Two iconic luxury retail American companies, have been making interesting
strides: Ralph Lauren (RL), and Michael Kors (KORS).
Ralph Lauren
Ralph Lauren, known as an iconic American company for authentic
western fashion, made Team USA’s Olympic uniforms. This was a grand strategy towards global
exposure at one of the largest international events. The company carries strong
brand power. Ralph Lauren’s portfolio of brands include Black Label, Purple
label, Lauren by Ralph Lauren, Ralph Lauren Collection, Chaps, Club Monaco, and
more. These are some of the most recognized in the world.
Additionally, Ralph Lauren is opening more stores and expanding
e-commerce to further reach out to the consumer. In New York City, Ralph Lauren
will open a Polo flagship store on Fifth Avenue in September 2014. The company is increasing it’s presence
internationally. Ralph Lauren will open
a 20,000 square feet flagship store in Hong Kong.
Previous CEO of Yves Saint Lauren, Reed Kratoff, director of LVMH Moët
Hennessy Louis Vuitton, and with experience at Christian Dior, Valérie Hermann
is joining as President of Ralph Lauren Luxury Collections (RRL, Black Label,
Purple Label, fine Jewelry, etc.). Not only is this to expand Ralph Lauren’s luxury
business (higher-end labels) but also to strengthen merchandise innovation in
accessories. Ralph Lauren’s current market cap values at $14B.
Michael Kors
Michael Kors, known for fashion with jet-set aesthetic and modern
elegance, has been making waves. As it made its market debut two years ago,
Kors’ entrance has posed quite a competition. This is especially for brands
such as Coach which has suffered low sales recently. Kors is also penetrating
the international market, turning out to be a strong rival among the European
fashion houses. The company challenged European luxury by opening stores near
the competition; such as in Paris, France. Given context of the Euro-zone
crisis Kors’ mix of luxury, affordability, and hint of American style is appealing
to Europeans. Europe sales have more than doubled. And recently, Kors opened a
5,800 square feet flagship in China. Michael Kors current valued at $18B and
will reported earnings May 26th.
Future Luxury IPOs and
Competition
Luxury market faces burgeoning competition. Other market
participants may follow suit with an IPO; such as, Tory Burch and J. Crew
Group, Inc. group. Both are speculated to enter the equity market this year.

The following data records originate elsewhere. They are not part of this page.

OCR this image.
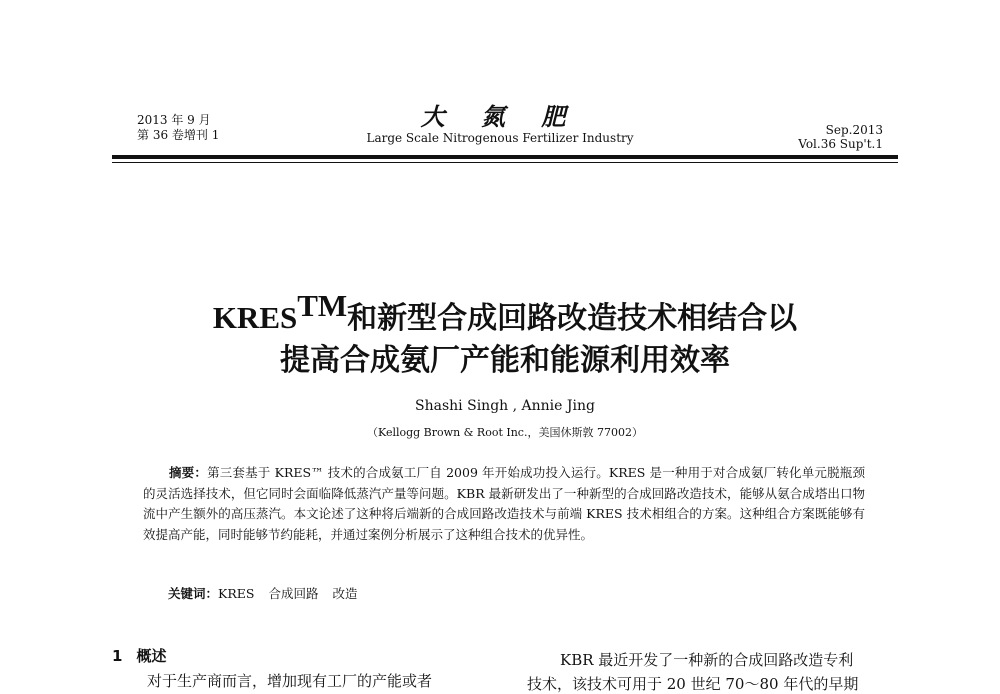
2013 年 9 月
第 36 卷增刊 1
大 氮 肥
Large Scale Nitrogenous Fertilizer Industry
Sep.2013
Vol.36 Sup't.1
KRES™和新型合成回路改造技术相结合以
提高合成氨厂产能和能源利用效率
Shashi Singh , Annie Jing
（Kellogg Brown & Root Inc.，美国休斯敦 77002）
摘要：第三套基于 KRES™ 技术的合成氨工厂自 2009 年开始成功投入运行。KRES 是一种用于对合成氨厂转化单元脱瓶颈的灵活选择技术，但它同时会面临降低蒸汽产量等问题。KBR 最新研发出了一种新型的合成回路改造技术，能够从氨合成塔出口物流中产生额外的高压蒸汽。本文论述了这种将后端新的合成回路改造技术与前端 KRES 技术相组合的方案。这种组合方案既能够有效提高产能，同时能够节约能耗，并通过案例分析展示了这种组合技术的优异性。
关键词：KRES 合成回路 改造
1 概述
对于生产商而言，增加现有工厂的产能或者
KBR 最近开发了一种新的合成回路改造专利
技术，该技术可用于 20 世纪 70～80 年代的早期
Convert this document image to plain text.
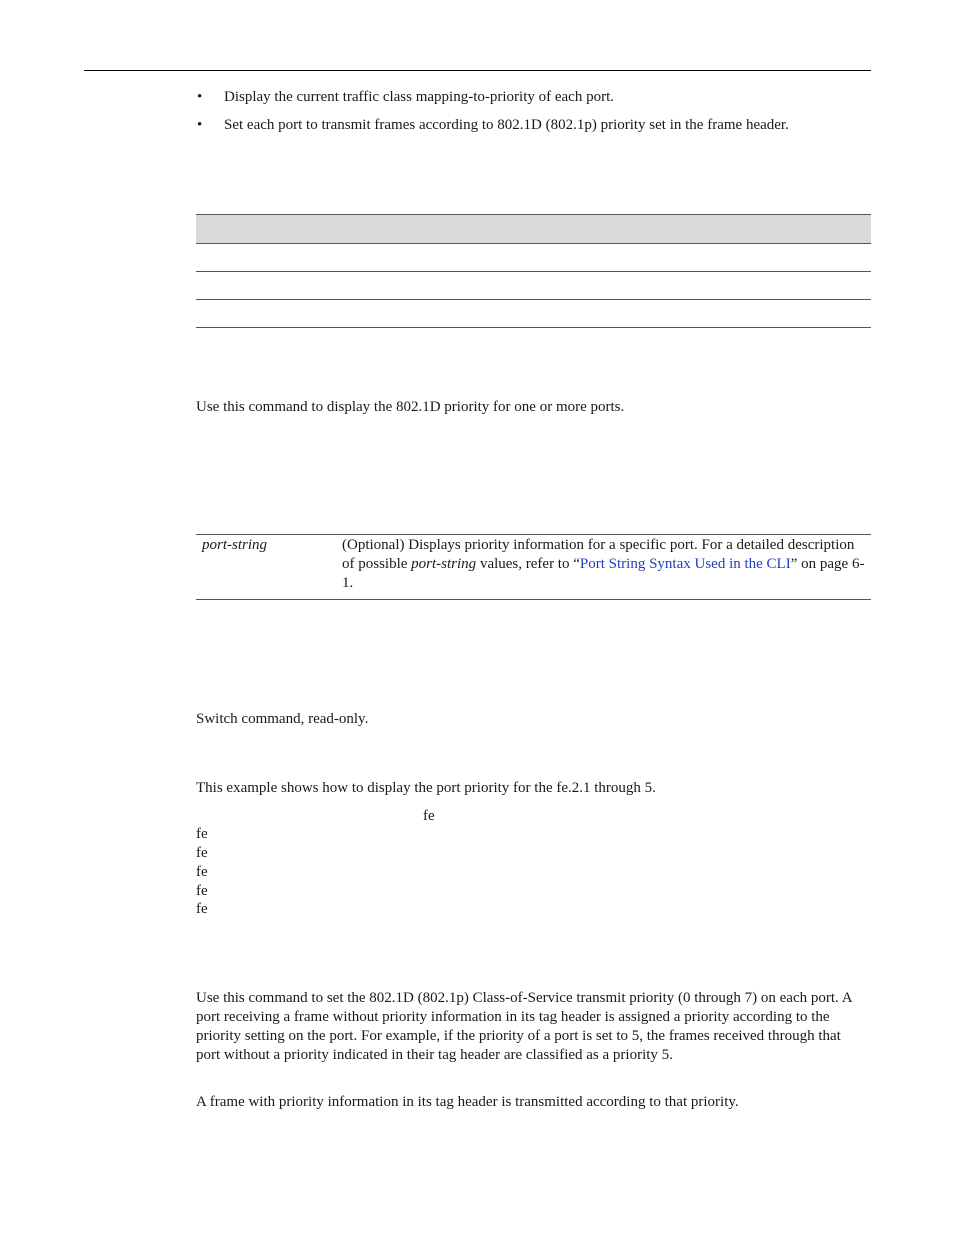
• Display the current traffic class mapping-to-priority of each port.
• Set each port to transmit frames according to 802.1D (802.1p) priority set in the frame header.
Use this command to display the 802.1D priority for one or more ports.
port-string	(Optional) Displays priority information for a specific port. For a detailed description of possible port-string values, refer to “Port String Syntax Used in the CLI” on page 6-1.
Switch command, read-only.
This example shows how to display the port priority for the fe.2.1 through 5.
fe
fe
fe
fe
fe
fe
Use this command to set the 802.1D (802.1p) Class-of-Service transmit priority (0 through 7) on each port. A port receiving a frame without priority information in its tag header is assigned a priority according to the priority setting on the port. For example, if the priority of a port is set to 5, the frames received through that port without a priority indicated in their tag header are classified as a priority 5.
A frame with priority information in its tag header is transmitted according to that priority.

Tory Burch has been subtly increasing its image and J. Crew has opened stores
in Hong Kong and London.
With a new CEO, Craig Leavitt, and new narrowed focus to one label only, Kate Spade
(KATE) can embrace potential for further positive growth. The company recently
changed their name from former name, Fifth & Pacific Companies after
selling off Lucky Brand Jeans.
Michael Kors on the rise
Michael Kors' last quarter was remarkable as it grew sales by 59%
and income by an even greater margin of 77%. Kors earned $230 million on a
little over $1 billion in revenue. Furthermore, Kors only has 9% of the luxury
handbag market. The company has an excellent opportunity to eat away at Coach's
larger share of 22%.
In comparison with Kate Spade, Kors is in a better position
financially as it carries no debt and has a cash account of over $800 million.
Conversely, Kate Spade has a little less than $400 million in debt and just shy
of $100 million in cash. On a valuation basis, Kors trades at almost half of
the P/E multiple of Kate Spade, 32 versus 57.
Also, Michael Kors is expanding into new products and markets in a
recent deal with Luxottica Group. The two companies are introducing a Michael
Kors eye-wear collection that will debut in early 2015. Michael Kors is also
working to capture more share of the growing men's luxury business in addition
to its bread-and-butter business of women's luxury fashion.